L'ère de la crypto : les lois des années 70 vont-elles être mises à jour ?
Comment adapter le marché des capitaux à un monde où les actions peuvent être transférées via la blockchain ? La Commission américaine des opérations de bourse (SEC) propose de mettre à jour les anciennes règles et d'intégrer dans le cadre constitutionnel des technologies telles que la blockchain. Quel est le lien avec l'intelligence artificielle et qu'est-ce que la tokenisation ?

La Commission américaine des opérations de bourse (SEC) propose d'apporter des changements significatifs aux règles applicables aux agents de transfert, entités responsables de la gestion des registres de propriété des actions et de la documentation des transferts entre investisseurs. Ces règles, datant de la fin des années 70 et du début des années 80, doivent être adaptées à une réalité où le marché des capitaux devient de plus en plus numérique.
Dans le système traditionnel, un agent de transfert gère les registres officiels via des systèmes informatisés. Dans ce nouveau monde, les registres peuvent être gérés via la blockchain, un grand livre numérique permettant d'enregistrer les transactions de manière transparente et décentralisée. La SEC a déjà précisé que la technologie blockchain pouvait être utilisée pour gérer les registres des actionnaires, sous réserve du respect des exigences légales en matière de sécurité, de reporting et de conservation des données.

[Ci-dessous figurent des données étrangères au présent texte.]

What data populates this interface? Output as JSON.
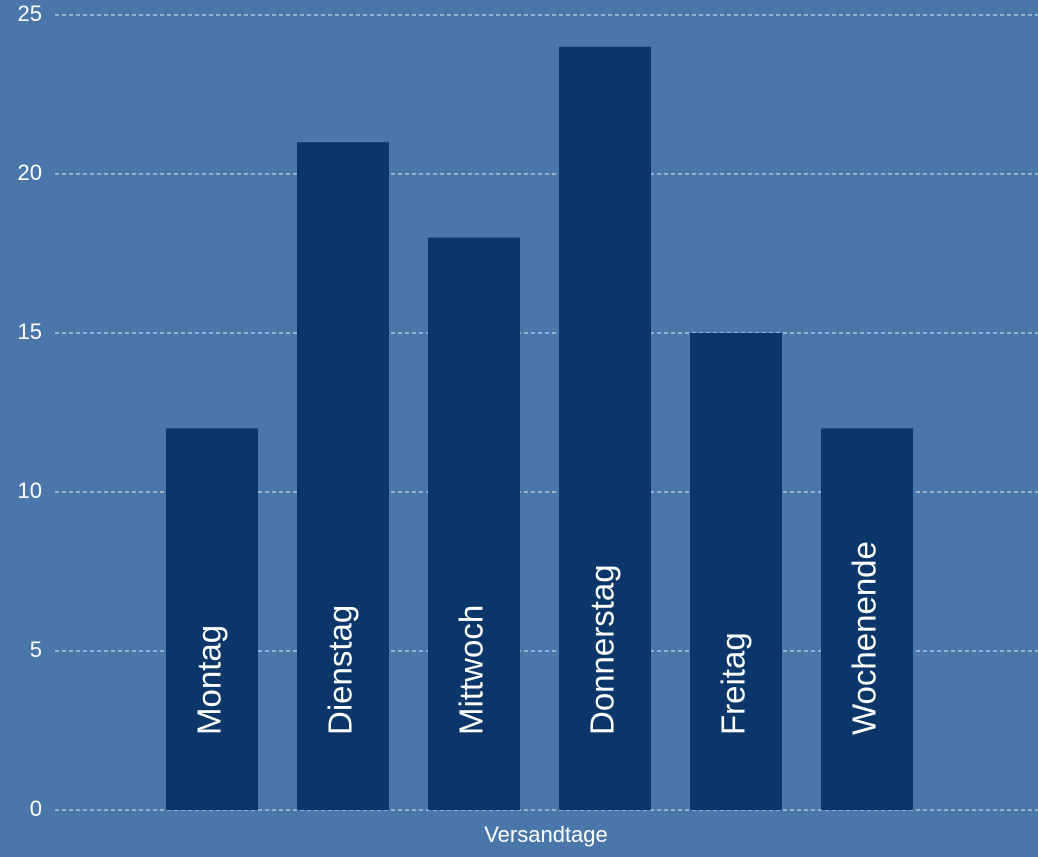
{
  "chart_data": {
    "type": "bar",
    "x_label": "Versandtage",
    "categories": [
      "Montag",
      "Dienstag",
      "Mittwoch",
      "Donnerstag",
      "Freitag",
      "Wochenende"
    ],
    "values": [
      12,
      21,
      18,
      24,
      15,
      12
    ],
    "color": "#0b3669",
    "ylim": [
      0,
      25
    ],
    "yticks": [
      0,
      5,
      10,
      15,
      20,
      25
    ],
    "grid": true
  }
}
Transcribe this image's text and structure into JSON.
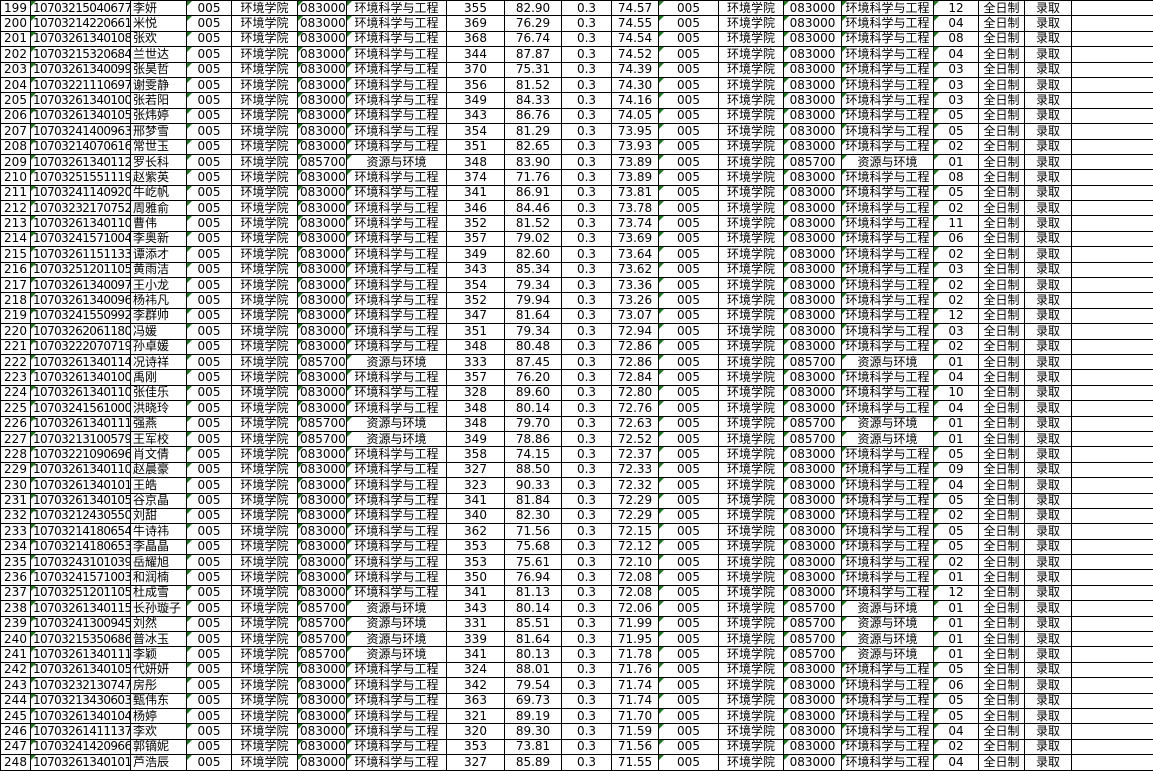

La proposition de la Commission est portée par le principe de la « tokenisation » : transformer un actif (action, bien immobilier ou obligation) en un actif numérique transférable via la blockchain. Au lieu que le transfert de propriété ne soit enregistré que dans le système d'une institution financière, il peut être effectué via une infrastructure numérique fonctionnant 24h/24 et 7j/7 en temps réel. Cette idée n'est plus théorique : de grandes institutions financières développent des systèmes pour négocier ces actifs, tandis que des entreprises du secteur crypto commencent à assumer des rôles auparavant réservés aux institutions financières traditionnelles.
La mise à jour proposée par la SEC ne se limite pas à la blockchain. La Commission cherche également à adapter les règles à l'utilisation généralisée des systèmes électroniques et de l'intelligence artificielle. Dans un document de plusieurs centaines de pages, elle aborde les risques liés à la fiabilité des informations sur la blockchain, à la sécurité des actifs numériques et à l'utilisation de systèmes automatisés, afin de garantir que cette transition technologique ne se fasse pas au détriment de la protection des investisseurs.
L'implication majeure est que la crypto pénètre profondément le système financier traditionnel. Si les actifs numériques étaient autrefois perçus comme un domaine distinct du monde boursier, les régulateurs préparent désormais l'infrastructure pour un monde où une action pourrait passer de main en main presque comme une monnaie numérique.
Si cette proposition est approuvée, elle constituera une étape supplémentaire dans la volonté des États-Unis de remplacer une réglementation conçue pour une autre ère financière. Ces nouvelles règles seront adaptées à un marché où la blockchain, la tokenisation et l'intelligence artificielle font partie intégrante de l'économie mondiale.